In dvd Segreti e bugie, il film Palma d’oro a Cannes firmato Mike Leigh

Autore britannico che si è sempre saputo muovere in modo prettamente cauto, senza eccessivi clamori di tendenza ed elogiato ad ogni festival che si rispetti, Mike Leigh è ancora oggi un nome che garantisce grande cinema caratterizzato da ottima scrittura e degna analisi della comunità inglese, addentrandosi con occhio sarcastico nei meandri dei rapporti tra le persone e dei loro sentimenti.

Nonostante una filmografia degna di nota, con tanto di vittoria a Cannes, nel 1993, per la regia di Naked, nel 1996 seppe innalzare la propria gloria grazie ad una commedia dolceamara (o un dramma con sfumature leggere, se preferite): Segreti e bugie, all’epoca titolo che maggiormente diede spicco al nome di Leigh, il quale ebbe così modo di ritagliarsi la propria fetta di successo nel grande pubblico.
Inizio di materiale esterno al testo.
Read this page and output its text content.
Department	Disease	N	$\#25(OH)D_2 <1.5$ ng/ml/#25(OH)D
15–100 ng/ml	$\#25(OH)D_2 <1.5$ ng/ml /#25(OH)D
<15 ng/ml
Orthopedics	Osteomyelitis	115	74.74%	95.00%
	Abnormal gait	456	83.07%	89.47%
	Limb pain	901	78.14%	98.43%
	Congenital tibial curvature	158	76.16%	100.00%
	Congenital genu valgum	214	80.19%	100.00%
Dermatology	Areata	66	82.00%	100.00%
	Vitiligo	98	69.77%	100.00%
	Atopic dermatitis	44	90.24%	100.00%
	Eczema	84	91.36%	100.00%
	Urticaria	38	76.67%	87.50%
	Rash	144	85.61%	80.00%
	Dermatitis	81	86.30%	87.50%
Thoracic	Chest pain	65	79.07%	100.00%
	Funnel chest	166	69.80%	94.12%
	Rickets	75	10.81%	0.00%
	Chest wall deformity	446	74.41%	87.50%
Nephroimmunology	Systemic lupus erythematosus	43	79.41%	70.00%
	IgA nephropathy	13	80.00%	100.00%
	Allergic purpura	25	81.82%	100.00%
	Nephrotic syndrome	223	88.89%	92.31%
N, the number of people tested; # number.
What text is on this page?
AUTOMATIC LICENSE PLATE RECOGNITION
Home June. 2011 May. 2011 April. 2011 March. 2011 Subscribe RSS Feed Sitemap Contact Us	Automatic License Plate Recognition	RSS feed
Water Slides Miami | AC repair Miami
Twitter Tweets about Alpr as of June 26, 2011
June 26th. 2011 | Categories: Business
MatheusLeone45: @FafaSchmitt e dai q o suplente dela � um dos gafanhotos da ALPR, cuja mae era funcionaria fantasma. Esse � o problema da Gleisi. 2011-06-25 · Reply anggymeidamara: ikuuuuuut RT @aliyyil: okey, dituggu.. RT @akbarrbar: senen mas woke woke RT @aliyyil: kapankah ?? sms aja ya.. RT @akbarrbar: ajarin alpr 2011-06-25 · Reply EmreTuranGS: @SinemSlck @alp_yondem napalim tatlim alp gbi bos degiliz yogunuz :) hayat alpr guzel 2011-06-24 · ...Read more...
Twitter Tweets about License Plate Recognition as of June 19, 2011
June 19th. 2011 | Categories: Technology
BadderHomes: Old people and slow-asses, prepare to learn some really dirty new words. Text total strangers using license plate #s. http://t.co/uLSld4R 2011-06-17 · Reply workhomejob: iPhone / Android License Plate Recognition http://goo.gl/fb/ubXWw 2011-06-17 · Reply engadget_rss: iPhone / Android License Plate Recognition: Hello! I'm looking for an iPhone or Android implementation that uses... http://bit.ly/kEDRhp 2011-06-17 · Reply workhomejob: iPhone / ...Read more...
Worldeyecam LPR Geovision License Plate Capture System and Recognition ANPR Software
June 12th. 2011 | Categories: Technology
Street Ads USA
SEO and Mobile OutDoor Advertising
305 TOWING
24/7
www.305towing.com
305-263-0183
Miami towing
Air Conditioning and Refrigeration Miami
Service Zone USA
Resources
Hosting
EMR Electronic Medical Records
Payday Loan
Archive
Ne è protagonista la madre di mezza età Cynthia (Brenda Blethyn), depressa donna dalla reputazione discutibile che vive in casa insieme alla figlia Roxanne (Claire Rushbrook) e che, non conducendo un’esistenza invidiabile, è solita chiudersi in se stessa, rcordando una vita fatta di sole sconfitte e confidandosi esclusivamente con il fratello Maurice (Timothy Spall), uomo sposato all’odiosa Monica (Phyllis Logan).

La vita di Cynthia, però, subisce una svolta quando incontra la donna di colore Hortense (Marianne Jean-Baptiste), la quale, in seguito alla morte della propria madre adottiva e dopo attente ricerche, si presenta a lei confessando di essere sua figlia, avuta da una delle tante storie vissute in gioventù.

Nonostante i primi attriti, le due instaurano presto un rapporto amichevole che va oltre le aspettative, scoprendo l’un l’altra dettagli esistenziali di cui non erano a conoscenza e che vengono affrontati con le migliori intenzioni, traendone una irripetibile lezione di vita.

Sempre attento a far interagire nelle sue opere i degni caratteri e i più adeguati personaggi, Leigh con Segreti e bugie supera se stesso inscenando una storia di amori familiari sfociante anche nei contesti più impensabili, dall’incontro tra culture diverse allo sfondamento delle barriere razziali; e, muovendo gli interpreti come pedine mosse su una scacchiera ben congegnata, crea per esse dialoghi intensi e momenti emblematici, col fine di estrapolare dalla loro verve ogni minima emozione.

E quando diciamo che crea non si tratta solamente di un modo di dire, anche perché Segreti e bugie fu realizzato all’epoca seguendo una sorta di canovaccio, lasciando agli attori largo spazio all’improvvisazione (stile comunque adottato consuetamente da Leigh); e la cosa, a distanza di ventitré anni, ancora dà i suoi ottimi frutti.

Obbligatorio citare la performance sopra le righe della bravissima Blethyn, forza trainate di questa storia intimista, alla quale si affiancano i suoi perfetti comprimari Jean-Baptiste, Logan e Spall, ognuno scelto a dovere per il tipo di caratterizzazione da estrapolare.

Segreti e bugie è intrattenimento fatto teatro, rompendo le righe della celluloide e uscendo dai canoni della mera narrazione da palcoscenico, portando la visione all’interno di una trama toccante, commovente e, a suo modo, anche divertente, come sa essere la vita vera quando va incontro a determinate imprevedibilità.

Il valore dell’opera, inoltre, fu garantito sia dalla sua vittoria al Festival di Cannes del 1996, dove si è aggiudicata la Palma d’oro e il premio per la miglior attrice, andato alla Blethyn stessa, sia dalle cinque meritate nomination agli Oscar (al film, alla regia, all’attrice protagonista Blethyn, all’attrice non protagonista Jean-Baptiste e alla sceneggiatura originale scritta da Leigh).

Edito in dvd da CG Entertainment (www.cgentertainment.it), in collaborazione con Minerva pictures e MK2 Films.